Bryant leaned back, eyes squinting toward the fire, lips pursed in thought. Penny tried to study her uncle's eyes. Was it true that they were failing? If so, how could he have fired with such amazing accuracy? She remembered what Jeb had said just after the shooting: "Men with eyes that ain't no good can't shoot a rifle."
Bryant Cavendish was grumbling in an undertone.
"Run this place all my life. Built 'er up from nothin' to one o' the best ranches in Texas. Now I can't turn without bein' told how tuh run my own affairs by every saddle tramp that drifts in here fer work."
"Why did you mention Yuma?" asked Penny.
"I had a row with that upstart this afternoon."
"Oh—" Penny lifted her eyebrows questioningly "—you did?"
"As if I didn't know what's goin' on, on my own property. Why, that pipsqueak from Arizona tried tuh tell me that I was hirin' outlaws! I told him tuh mind his own damn business an' when I wanted advice from him I'd ask him fer it."
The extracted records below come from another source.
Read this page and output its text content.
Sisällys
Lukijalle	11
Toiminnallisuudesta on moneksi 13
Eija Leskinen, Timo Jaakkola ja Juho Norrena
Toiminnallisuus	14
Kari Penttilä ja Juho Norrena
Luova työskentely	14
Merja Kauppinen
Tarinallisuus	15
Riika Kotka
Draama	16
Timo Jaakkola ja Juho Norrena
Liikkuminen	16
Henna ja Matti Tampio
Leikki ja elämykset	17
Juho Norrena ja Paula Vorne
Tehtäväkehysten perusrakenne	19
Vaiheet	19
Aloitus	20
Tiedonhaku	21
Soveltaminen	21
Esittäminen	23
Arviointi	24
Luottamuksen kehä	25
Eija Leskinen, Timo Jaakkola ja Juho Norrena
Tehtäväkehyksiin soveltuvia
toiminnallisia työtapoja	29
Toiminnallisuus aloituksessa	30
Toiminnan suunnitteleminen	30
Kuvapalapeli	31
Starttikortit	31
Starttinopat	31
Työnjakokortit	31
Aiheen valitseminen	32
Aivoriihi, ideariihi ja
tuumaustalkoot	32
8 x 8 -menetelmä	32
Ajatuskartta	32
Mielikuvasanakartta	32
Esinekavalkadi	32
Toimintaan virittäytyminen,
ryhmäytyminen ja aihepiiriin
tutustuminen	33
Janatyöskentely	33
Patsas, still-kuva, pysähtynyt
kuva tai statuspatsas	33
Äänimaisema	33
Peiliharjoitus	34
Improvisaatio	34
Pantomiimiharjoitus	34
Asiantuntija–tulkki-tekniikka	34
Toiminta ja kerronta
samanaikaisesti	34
Penny calculated that the argument must have been previous to her talk with Yuma, because Bryant and the blond cowhand had had no chance to talk after the shooting, which came almost immediately following her discussion at the corral. This, then, could not have been the cause of the strange change in Yuma's manner. Yuma had been almost antagonistic when she had met him beside Mort's fallen body.
"But, Uncle Bryant," said Penny seriously, "are you sure you haven't any outlaws working here? You might not know them, you see, and Yuma having been outside the Basin until just recently...."
"That'll do," snapped the old man. "I'll run this ranch without help."